Suriname is a constitutional democracy. The government is divided into three branches, the executive, the legislative and the judicial.
The president, vice president, and the council of ministers come under the executive branch. The legislative branch is the country’s parliament, known as the National Assembly. The National Assembly is unicameral and has 51 directly elected members.
Major political parties in Suriname include:
· National Party of Suriname (NPS)
· Progressive Reform Party (VHP)
· General Interior Development Party (ABOP)
· Brotherhood and Unity in Politics (BEP)
· Suriname Workers Party (SPA)
· Democratic Alternative '91 (DA '91)
· National Democratic Party (NDP)
· Democratic National Platform 2000 (DNP 2000)

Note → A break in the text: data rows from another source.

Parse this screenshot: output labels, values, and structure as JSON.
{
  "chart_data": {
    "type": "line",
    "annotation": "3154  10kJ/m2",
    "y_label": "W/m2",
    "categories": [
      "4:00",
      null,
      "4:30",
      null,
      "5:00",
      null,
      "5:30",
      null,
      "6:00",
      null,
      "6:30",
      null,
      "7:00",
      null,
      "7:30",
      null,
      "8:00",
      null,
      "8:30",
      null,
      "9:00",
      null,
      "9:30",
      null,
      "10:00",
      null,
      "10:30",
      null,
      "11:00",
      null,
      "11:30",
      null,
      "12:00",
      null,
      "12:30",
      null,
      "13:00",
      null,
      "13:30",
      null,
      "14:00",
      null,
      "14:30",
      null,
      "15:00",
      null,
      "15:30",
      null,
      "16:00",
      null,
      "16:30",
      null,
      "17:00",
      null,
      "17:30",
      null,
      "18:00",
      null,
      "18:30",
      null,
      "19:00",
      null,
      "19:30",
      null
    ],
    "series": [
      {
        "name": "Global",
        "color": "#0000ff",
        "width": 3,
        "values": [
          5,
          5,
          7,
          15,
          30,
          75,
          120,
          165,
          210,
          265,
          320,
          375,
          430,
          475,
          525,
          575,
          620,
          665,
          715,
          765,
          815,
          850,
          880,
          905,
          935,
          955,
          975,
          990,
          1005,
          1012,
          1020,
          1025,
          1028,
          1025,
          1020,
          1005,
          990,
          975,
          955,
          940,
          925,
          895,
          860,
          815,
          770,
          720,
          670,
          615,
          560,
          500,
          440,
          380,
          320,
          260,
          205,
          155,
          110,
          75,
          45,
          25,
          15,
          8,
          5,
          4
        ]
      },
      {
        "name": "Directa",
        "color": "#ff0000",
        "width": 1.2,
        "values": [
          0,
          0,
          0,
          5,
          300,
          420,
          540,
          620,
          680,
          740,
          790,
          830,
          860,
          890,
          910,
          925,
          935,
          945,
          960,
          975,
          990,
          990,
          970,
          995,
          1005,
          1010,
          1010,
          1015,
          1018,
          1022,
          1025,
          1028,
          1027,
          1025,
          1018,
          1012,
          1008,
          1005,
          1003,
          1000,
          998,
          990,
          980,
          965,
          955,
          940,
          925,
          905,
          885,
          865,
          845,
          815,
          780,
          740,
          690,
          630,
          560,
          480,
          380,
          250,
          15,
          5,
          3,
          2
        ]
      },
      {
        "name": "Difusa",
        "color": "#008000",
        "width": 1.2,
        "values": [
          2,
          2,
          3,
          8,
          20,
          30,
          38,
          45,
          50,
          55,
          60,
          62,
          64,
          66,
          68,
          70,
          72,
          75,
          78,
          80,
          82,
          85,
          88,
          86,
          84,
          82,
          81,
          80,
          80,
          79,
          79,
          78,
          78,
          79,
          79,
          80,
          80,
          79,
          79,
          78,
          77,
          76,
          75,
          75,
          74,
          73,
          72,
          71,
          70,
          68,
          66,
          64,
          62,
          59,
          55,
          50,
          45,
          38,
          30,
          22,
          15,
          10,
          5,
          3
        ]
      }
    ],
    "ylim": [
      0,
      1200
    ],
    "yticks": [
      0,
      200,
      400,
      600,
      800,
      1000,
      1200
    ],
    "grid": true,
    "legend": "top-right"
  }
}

· Party for Renewal and Development (BVD)
· Javanese Indonesian Peasants Party (KTPI)
(Source: IPU, state.gov)
Regulatory environment in Suriname
The country’s economic freedom score is 58.1, making it the 129th freest in the 2011 Index of Economic Freedom. Furthermore, Suriname ranks 22nd out of the 29 regional countries in the Central and South America/ Caribbean region. Its overall score is lower than the global and regional averages.
Suriname is not ranked in the 2010 Corruption Perceptions Index. However, in the 2009 Index, the country was ranked 75th.
Freedom of information
Media in Suriname is free. The government of the country respects the freedom of expression.
Suriname is ranked 35th in the World Press Freedom Index 2010 with a score of 11.50.
· De Ware Tijd
· De West
The judicial system is headed by the Supreme Court whose members are appointed by the president after consultations with the National Assembly. The court system includes three lower courts, two specialised courts and the Court of Justice as an appeal court. The Caribbean court of justice is the highest court of appeal.
The Caribbean court of justice is the regional judicial tribunal of the Caribbean region. It was inaugurated in 2005 at the Port of Spain in Trinidad and Tobago. The Caribbean court of justice was established as a substitute for the Judicial Committee of the Privy Council.